1. 外因の六邪(ろくじゃ):自然界の異常が引き起こす病
外因は「外感(がいかん)」とも呼ばれ、からだの外側にある邪気がからだの表面に取りついて病気を引き起こすと考えられています 。
六邪の正体:六気から邪気への変化
病気の原因となる「六邪(ろくじゃ)」とは、以下の六つの要素です 。
- 風邪(ふうじゃ)
- 寒邪(かんじゃ)
- 暑邪(しょじゃ)
- 湿邪(しつじゃ)
- 燥邪(そうじゃ)
- 火邪(かじゃ)
これらの六つの要素、すなわち風、寒さ、夏の暑さ、湿気、乾燥、そして非常に強い熱は、元来「六気(ろっき)」と呼ばれる自然現象そのものであり、通常は人体にとって無害です 。
しかし、夏や冬になれば人体は気候に適応しようと変化しますが、気候が極端に強すぎる、あるいは逆に弱すぎる場合に、からだが対応できずに病気となります 。このとき、六気は外邪(がいじゃ)、あるいは六淫(ろくいん)と呼ばれる病因へと姿を変えます 。
具体的な病因(六邪の例)
- 風邪: 悪いものを運んでくる強い風 。
- 寒邪: 寒すぎる冬や冷夏など 。
- 暑邪: 暑すぎる環境 。
- 火邪: 暑邪よりもさらに強い熱 。
- 湿邪: じめじめとした環境 。
- 燥邪: 乾燥しすぎる環境 。
また、六邪には含まれない外因として疫癘(えきれい)があり、これは感染性と流行性が非常に強いもので、口や鼻から侵入するウイルスや細菌などの病原体と考えられます 。
2. 内因の七情(しちじょう):過度の感情が臓腑を傷つける病
内因は、からだの内側からおこる病気の原因であり、心の動き、すなわち過度の感情を指します。
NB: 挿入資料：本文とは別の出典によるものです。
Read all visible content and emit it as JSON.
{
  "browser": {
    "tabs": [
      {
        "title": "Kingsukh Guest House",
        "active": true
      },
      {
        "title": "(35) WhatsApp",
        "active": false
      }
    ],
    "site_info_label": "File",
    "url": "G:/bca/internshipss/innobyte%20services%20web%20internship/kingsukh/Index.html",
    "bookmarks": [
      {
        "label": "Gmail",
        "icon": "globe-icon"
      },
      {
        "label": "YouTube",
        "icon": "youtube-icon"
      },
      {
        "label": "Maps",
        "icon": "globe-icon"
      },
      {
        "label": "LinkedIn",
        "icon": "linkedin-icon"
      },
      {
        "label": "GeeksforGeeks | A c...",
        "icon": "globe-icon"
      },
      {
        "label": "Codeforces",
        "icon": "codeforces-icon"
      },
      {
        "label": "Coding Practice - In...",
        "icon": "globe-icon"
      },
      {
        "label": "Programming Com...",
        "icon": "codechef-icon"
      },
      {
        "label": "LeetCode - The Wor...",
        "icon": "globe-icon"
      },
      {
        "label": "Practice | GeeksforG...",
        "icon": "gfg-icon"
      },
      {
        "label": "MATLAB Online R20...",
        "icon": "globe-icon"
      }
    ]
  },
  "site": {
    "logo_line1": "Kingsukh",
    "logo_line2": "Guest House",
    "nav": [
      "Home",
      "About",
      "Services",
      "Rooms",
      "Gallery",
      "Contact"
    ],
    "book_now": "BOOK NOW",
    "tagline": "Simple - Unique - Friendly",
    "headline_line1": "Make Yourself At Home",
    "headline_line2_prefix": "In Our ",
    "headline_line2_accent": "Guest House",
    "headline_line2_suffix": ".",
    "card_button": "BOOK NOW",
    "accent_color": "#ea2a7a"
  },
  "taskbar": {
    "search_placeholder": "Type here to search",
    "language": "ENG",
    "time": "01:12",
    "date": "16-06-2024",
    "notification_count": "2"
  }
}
内因によって臓腑が傷つけられる病気を「内傷(ないしょう)」と呼びます 。
七情の分類と病理
人の心や気持ちの変化には、以下の七情があります 。
- 喜(き)
- 怒(ど)
- 憂(ゆう)
- 思(し)
- 悲(ひ)
- 恐(きょう)
- 驚(きょう)
通常、喜んだり怒ったりすることは当たり前のことであり、病気の原因とはなりませんが、感情の動きが非常に強く、喜びすぎたり、嘆きすぎたりすると、病気になります 。また、憂鬱な気分などが長期間にわたる場合も、臓腑を傷つけて病気の原因となります 。例えば、非常に落ち込んだときに胃の具合が悪くなる経験は、七情が臓腑の働きに影響を与える一例です 。
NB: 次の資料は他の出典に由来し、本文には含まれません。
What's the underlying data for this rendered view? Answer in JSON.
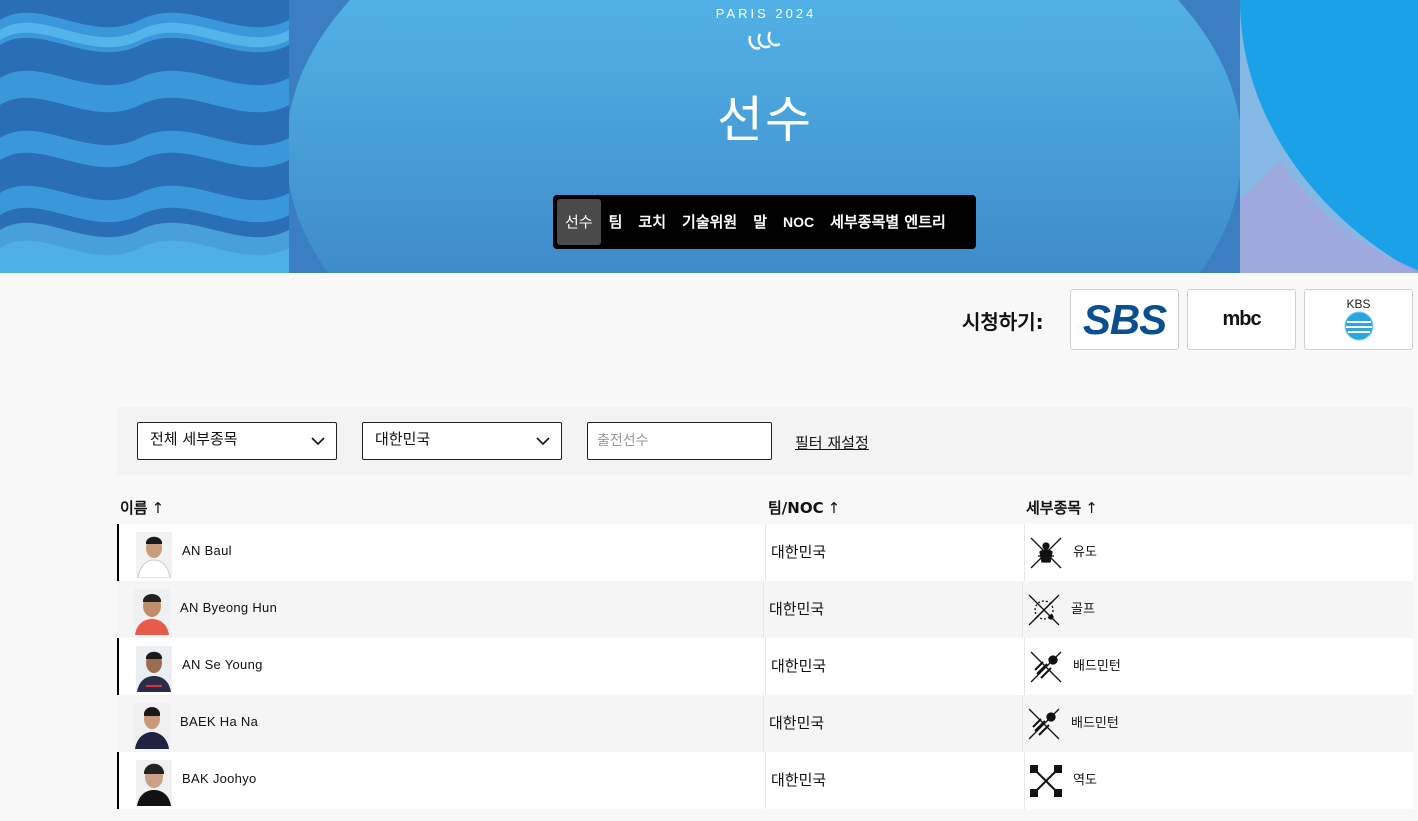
{
  "hero": {
    "logo_text": "PARIS 2024",
    "title": "선수"
  },
  "nav": {
    "items": [
      {
        "label": "선수",
        "active": true
      },
      {
        "label": "팀"
      },
      {
        "label": "코치"
      },
      {
        "label": "기술위원"
      },
      {
        "label": "말"
      },
      {
        "label": "NOC"
      },
      {
        "label": "세부종목별 엔트리"
      }
    ]
  },
  "broadcast": {
    "label": "시청하기:",
    "channels": [
      "SBS",
      "mbc",
      "KBS"
    ]
  },
  "filters": {
    "sport_select": "전체 세부종목",
    "noc_select": "대한민국",
    "search_placeholder": "출전선수",
    "reset_label": "필터 재설정"
  },
  "table": {
    "headers": {
      "name": "이름",
      "noc": "팀/NOC",
      "discipline": "세부종목"
    },
    "sort_arrow": "↑",
    "rows": [
      {
        "name": "AN Baul",
        "noc": "대한민국",
        "discipline": "유도",
        "icon": "judo-icon"
      },
      {
        "name": "AN Byeong Hun",
        "noc": "대한민국",
        "discipline": "골프",
        "icon": "golf-icon"
      },
      {
        "name": "AN Se Young",
        "noc": "대한민국",
        "discipline": "배드민턴",
        "icon": "badminton-icon"
      },
      {
        "name": "BAEK Ha Na",
        "noc": "대한민국",
        "discipline": "배드민턴",
        "icon": "badminton-icon"
      },
      {
        "name": "BAK Joohyo",
        "noc": "대한민국",
        "discipline": "역도",
        "icon": "weightlifting-icon"
      }
    ]
  },
  "colors": {
    "hero_blue": "#3d84c6",
    "nav_bg": "#000000",
    "sbs_blue": "#0a4f8f"
  }
}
3. 不内外因(ふないがいいん):生活習慣やその他の原因による病
不内外因は、外因にも内因にも属さない、その他の病因を指します 。これらは主に、不適切な生活習慣や外傷などによって臓腑の機能が損なわれることが原因となります。
不内外因の具体的な内容
- 労逸(ろういつ):
- 働きすぎや動きすぎ、あるいは逆に休みすぎなどが病気の原因となります 。
- 飲食失節(いんしょくしっせつ):
- 暴飲暴食や偏食など、飲食の節度がないこと 。
- 外傷(けが):
- からだに受けた外傷そのものも不内外因に含まれます 。
- 気・血・津液の滞り:
- 瘀血(おけつ)をはじめとして、血(けつ)や津液(しんえき)がからだの中で滞ることも、病気の原因の一つとなります 。
~五行相克説による臓腑の抑制関係~
なお、五臓は互いに助け合う「相生(そうしょう)」の関係だけでなく、互いに抑制しあう「相克(そうこく)」の関係も持っています 。例えば、肺は粛降(きを下に降ろす)機能で肝の陽気が上るのを抑え、肝は疏泄(気の流れをスムーズにする)機能で脾の気が滞らないように調整しています 。これらの抑制関係が破綻すること(相克の異常)も、病気の発生メカニズムとなります。